The fake withdrawals meant their scores didn't count, even though the students never actually withdrew. Frequently truant students tend to test poorly, so removing their scores would boost a school and district's report card, though it is not yet clear how much the ''scrubbing'' practice affected the Toledo Public Schools' test scores.
Reporting inaccurate data to improve school test scores is against the law, State Superintendent Stan Heffner wrote in a letter to Mr. Pecko. Schools and districts found to have falsified data could lose state funding, and employees could lose their educator's licenses. Mr. Heffner also said this week that possible criminal investigations could be initiated in cases of fraud.
On Wednesday, the state education department announced the Lockland School District, in suburban Cincinnati, had filed false attendance data for 36 students during the 2010-2011 academic year, leading to artificially higher state testing results. The state added those students into the Lockland School District's 2011 report card calculations, which resulted in it dropping from "effective" to "continuous improvement," and the district no longer being rated as meeting the federal adequate yearly progress standard.
Lockland officials could be sanctioned by the department's office of professional conduct for the false reports.
The Columbus Dispatch reported last month that Columbus City Schools had retroactively altered attendance records for thousands of students, withdrawing and then re-enrolling them. At least one high-level administrator has been suspended as a result of the practice, the newspaper reported.
Those reports prompted Mr. Pecko to do his own review of TPS practices. He later turned over the probe to an independent investigator, attorney Fritz Byers. Mr. Byers also represents The Blade newsroom on legal matters.
While one Toledo school district is embroiled in an expanding controversy, another claimed innocence and blasted the reported test manipulation.
Washington Local Schools, Toledo's second-largest school district, which includes parts of North Toledo, West Toledo, and Point Place, has never scrubbed students' test scores, its superintendent said.
"We do not do this," Patrick Hickey said. "It is tempting as a superintendent because you are graded on kids who are not there. We know that other school districts do that, and we knew it before all of this happened."
In a letter Thursday to his board of education, Mr. Hickey blasted the practice now known to have been used in Toledo Public Schools.
"I have intimated to you over the years that some districts manipulate student data," he wrote. "I have always been told about TPS withdrawing and re-enrolling habitual truants.
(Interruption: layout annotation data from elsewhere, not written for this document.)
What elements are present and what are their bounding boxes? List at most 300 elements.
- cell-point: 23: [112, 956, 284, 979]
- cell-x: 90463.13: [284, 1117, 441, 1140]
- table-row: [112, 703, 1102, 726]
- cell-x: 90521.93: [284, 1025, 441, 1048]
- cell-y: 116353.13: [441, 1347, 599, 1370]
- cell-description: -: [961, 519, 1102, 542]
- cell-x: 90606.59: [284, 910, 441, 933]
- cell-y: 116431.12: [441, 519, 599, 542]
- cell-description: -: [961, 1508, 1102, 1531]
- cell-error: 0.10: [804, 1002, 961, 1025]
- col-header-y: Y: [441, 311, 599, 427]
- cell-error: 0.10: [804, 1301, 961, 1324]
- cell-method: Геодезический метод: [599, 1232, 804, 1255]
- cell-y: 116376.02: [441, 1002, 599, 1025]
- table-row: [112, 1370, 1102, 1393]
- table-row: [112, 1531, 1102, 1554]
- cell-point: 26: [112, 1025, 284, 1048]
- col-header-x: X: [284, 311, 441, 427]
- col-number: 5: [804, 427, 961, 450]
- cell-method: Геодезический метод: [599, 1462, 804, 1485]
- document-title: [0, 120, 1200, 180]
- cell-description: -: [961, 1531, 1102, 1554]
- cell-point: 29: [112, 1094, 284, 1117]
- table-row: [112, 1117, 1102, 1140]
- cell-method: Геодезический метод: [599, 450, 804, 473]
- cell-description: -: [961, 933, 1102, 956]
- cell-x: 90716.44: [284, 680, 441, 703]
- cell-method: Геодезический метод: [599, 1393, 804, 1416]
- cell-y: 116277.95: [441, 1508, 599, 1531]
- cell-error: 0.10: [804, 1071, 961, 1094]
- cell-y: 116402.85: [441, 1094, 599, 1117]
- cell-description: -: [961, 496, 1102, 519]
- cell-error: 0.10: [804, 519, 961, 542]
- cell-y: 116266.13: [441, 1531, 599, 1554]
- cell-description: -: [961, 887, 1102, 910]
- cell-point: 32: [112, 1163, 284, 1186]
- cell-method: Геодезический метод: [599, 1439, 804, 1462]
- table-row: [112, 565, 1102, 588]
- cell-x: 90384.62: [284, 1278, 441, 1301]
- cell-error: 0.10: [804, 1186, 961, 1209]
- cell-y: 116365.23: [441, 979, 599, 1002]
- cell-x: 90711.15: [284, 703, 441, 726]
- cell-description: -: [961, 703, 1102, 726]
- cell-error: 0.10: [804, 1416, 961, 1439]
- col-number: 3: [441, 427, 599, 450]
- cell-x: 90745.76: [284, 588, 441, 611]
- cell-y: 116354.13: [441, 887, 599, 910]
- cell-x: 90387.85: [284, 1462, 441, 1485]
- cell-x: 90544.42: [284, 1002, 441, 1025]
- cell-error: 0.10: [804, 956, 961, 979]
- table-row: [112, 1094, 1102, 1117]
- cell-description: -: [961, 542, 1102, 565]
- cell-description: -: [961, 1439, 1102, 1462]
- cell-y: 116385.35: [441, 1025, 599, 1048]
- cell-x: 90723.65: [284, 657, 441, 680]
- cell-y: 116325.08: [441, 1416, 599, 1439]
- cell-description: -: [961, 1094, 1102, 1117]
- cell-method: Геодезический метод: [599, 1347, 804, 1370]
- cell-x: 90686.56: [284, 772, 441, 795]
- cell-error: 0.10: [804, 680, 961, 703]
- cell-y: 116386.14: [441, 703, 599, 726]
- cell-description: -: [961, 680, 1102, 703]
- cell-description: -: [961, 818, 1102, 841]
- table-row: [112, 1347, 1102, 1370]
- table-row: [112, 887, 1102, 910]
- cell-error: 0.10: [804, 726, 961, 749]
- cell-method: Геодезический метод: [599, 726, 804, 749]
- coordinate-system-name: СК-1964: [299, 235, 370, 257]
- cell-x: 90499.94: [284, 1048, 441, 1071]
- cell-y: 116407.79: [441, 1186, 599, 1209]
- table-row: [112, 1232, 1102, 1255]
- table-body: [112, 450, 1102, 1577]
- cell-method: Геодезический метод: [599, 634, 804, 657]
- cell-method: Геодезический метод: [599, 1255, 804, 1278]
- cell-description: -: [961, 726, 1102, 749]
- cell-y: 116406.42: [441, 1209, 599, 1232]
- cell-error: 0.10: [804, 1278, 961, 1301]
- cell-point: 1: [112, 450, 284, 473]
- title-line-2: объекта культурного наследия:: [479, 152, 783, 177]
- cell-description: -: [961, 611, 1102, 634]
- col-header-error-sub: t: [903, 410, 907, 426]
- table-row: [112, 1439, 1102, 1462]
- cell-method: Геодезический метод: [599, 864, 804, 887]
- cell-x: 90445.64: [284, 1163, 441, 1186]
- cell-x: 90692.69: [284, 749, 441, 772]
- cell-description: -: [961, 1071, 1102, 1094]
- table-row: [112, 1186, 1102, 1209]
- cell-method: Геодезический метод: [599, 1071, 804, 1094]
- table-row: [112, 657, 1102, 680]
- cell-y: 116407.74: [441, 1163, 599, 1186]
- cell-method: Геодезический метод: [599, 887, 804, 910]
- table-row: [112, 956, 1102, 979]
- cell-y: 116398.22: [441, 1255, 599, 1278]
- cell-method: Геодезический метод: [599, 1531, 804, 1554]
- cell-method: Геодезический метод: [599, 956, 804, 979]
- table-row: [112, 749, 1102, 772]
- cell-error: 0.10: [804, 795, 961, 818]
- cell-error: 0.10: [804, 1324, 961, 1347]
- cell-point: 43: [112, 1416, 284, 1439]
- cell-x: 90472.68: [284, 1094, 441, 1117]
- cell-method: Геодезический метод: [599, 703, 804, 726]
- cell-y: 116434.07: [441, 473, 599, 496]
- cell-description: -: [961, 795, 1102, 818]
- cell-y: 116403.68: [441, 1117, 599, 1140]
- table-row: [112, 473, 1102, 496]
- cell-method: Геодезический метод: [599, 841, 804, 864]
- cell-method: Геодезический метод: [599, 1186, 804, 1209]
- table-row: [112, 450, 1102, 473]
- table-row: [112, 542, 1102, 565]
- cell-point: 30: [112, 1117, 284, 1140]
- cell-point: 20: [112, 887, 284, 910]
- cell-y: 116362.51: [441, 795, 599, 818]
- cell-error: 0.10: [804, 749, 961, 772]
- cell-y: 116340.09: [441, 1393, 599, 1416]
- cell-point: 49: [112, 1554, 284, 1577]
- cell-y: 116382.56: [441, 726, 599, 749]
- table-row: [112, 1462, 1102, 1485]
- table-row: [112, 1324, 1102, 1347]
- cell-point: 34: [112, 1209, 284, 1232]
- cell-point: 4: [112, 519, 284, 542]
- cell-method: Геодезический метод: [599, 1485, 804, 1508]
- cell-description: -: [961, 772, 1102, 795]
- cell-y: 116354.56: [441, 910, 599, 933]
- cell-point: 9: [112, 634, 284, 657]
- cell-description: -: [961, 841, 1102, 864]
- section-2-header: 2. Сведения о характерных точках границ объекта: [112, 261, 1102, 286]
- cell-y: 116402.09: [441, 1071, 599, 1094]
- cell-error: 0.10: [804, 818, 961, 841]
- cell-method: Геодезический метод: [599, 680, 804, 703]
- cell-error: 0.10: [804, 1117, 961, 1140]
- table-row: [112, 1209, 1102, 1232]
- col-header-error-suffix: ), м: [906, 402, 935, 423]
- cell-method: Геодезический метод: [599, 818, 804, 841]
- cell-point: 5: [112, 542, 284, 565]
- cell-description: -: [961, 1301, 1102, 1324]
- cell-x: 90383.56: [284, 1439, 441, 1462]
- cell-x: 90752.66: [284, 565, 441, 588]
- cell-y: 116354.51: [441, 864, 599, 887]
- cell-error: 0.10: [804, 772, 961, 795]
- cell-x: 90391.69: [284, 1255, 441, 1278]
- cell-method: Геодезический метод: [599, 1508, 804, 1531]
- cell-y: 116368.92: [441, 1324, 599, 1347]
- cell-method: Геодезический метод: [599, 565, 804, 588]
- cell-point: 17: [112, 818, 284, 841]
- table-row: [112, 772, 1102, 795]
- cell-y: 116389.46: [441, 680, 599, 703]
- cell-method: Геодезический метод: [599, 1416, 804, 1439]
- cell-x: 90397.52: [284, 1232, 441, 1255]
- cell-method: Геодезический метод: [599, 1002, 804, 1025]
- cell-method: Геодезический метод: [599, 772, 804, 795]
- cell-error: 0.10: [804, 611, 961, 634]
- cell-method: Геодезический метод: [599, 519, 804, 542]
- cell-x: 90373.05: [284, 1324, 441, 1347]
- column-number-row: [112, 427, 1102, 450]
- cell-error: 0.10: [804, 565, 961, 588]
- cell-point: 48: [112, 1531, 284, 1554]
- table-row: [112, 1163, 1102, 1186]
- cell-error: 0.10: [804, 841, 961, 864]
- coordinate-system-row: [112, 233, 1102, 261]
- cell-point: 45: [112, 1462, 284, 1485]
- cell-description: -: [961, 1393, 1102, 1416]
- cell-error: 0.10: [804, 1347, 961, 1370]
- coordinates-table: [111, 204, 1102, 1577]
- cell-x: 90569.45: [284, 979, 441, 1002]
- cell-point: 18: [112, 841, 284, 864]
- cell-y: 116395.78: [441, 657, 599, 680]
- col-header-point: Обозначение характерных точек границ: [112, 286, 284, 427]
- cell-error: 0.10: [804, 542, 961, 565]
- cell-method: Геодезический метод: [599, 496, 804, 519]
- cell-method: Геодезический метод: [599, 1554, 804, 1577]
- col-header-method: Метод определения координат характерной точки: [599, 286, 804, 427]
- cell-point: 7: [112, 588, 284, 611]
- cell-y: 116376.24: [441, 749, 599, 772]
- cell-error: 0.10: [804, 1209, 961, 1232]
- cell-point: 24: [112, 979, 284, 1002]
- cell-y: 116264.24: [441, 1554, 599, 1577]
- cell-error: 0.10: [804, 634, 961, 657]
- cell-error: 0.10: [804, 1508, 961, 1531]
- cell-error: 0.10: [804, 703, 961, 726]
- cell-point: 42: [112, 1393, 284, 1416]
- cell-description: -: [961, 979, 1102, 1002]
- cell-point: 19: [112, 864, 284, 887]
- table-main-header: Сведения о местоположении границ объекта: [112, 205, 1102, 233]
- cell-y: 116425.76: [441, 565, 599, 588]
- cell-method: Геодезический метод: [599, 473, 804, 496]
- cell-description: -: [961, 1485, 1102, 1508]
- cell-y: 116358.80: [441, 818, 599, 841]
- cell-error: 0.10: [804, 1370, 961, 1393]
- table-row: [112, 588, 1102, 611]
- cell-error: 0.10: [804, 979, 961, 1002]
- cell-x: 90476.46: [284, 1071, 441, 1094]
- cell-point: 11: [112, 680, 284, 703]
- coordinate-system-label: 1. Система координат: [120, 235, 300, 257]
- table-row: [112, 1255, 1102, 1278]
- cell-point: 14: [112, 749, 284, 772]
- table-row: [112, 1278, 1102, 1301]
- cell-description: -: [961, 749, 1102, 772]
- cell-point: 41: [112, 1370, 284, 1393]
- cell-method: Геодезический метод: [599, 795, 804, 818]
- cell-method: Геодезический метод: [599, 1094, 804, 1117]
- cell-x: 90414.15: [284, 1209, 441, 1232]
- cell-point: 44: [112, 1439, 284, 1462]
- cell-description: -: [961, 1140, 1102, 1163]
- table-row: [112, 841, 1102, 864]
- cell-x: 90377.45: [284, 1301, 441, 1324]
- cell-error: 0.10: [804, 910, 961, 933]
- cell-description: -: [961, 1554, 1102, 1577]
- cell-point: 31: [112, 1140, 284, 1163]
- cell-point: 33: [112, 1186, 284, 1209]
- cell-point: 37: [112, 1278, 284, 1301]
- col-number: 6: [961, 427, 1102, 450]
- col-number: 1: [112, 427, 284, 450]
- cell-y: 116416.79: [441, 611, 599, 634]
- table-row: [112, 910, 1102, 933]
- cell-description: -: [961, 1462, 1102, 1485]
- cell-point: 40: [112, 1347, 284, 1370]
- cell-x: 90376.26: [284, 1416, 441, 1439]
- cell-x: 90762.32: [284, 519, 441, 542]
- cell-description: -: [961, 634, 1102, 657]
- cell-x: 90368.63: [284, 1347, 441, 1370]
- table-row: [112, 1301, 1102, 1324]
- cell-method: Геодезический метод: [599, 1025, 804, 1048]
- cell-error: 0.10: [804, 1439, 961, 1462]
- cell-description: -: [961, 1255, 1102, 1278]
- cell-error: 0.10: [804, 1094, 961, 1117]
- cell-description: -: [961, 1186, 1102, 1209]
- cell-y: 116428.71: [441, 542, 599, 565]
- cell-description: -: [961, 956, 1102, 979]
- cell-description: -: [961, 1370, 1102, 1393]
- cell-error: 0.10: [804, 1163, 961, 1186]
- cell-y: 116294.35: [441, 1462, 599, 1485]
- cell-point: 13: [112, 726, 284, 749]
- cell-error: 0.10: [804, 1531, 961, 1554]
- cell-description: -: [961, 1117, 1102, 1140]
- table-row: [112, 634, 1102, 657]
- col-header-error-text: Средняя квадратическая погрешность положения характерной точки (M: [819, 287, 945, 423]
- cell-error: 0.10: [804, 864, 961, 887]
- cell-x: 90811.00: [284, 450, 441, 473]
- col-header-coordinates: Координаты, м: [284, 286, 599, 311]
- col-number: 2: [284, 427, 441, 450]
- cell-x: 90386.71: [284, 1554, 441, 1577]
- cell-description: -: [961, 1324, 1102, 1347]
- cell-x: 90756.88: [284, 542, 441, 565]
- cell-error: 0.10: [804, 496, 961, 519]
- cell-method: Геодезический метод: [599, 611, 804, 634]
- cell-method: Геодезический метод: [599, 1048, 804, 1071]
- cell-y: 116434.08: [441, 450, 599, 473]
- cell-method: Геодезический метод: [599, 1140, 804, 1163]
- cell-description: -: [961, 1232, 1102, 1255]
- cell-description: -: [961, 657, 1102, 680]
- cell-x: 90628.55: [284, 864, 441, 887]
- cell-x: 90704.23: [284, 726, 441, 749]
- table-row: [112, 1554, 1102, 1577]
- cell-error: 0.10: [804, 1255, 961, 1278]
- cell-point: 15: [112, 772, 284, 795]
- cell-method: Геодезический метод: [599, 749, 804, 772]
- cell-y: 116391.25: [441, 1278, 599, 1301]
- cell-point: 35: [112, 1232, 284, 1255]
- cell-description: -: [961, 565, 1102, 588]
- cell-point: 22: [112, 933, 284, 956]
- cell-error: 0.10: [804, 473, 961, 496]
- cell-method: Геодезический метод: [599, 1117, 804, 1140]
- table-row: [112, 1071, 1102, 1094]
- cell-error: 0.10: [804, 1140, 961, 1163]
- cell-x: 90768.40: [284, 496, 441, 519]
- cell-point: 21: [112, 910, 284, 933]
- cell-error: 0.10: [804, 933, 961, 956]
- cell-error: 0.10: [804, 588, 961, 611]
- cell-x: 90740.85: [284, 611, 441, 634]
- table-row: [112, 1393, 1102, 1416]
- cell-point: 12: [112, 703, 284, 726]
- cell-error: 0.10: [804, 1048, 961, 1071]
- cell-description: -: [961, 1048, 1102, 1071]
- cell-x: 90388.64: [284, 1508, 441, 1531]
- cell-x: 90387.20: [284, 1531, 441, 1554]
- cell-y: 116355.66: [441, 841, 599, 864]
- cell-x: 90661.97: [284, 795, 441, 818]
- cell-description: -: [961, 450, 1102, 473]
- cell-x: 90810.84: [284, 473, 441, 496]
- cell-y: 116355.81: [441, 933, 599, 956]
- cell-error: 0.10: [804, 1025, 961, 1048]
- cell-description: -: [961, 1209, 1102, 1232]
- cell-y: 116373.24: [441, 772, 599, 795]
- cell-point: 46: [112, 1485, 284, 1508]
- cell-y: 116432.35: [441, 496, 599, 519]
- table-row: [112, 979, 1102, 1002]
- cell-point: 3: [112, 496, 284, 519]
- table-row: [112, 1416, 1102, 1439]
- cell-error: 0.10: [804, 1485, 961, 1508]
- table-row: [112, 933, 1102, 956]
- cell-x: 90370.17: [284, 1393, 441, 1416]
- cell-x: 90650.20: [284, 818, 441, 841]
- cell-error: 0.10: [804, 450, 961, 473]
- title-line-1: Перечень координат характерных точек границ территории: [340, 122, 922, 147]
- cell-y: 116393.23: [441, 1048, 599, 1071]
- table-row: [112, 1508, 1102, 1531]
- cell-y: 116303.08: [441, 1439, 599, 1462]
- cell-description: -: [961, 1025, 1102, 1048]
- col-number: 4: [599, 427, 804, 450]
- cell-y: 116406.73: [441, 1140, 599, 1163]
I was certain that they did that and there was always a temptation to do the same due to the fact that it is maddening to be graded on your ability to educate a child who is physically not there."
He also wrote: "I would be dishonest to say that such things didn't cross our mind as our report card dipped to effective and such tactics would insure an excellent rating for this district and excellent with distinction would be a very real result of such manipulation. … To violate our values would be the most egregious thing we as an institution could do. Doing so would erode trust and render our words meaningless."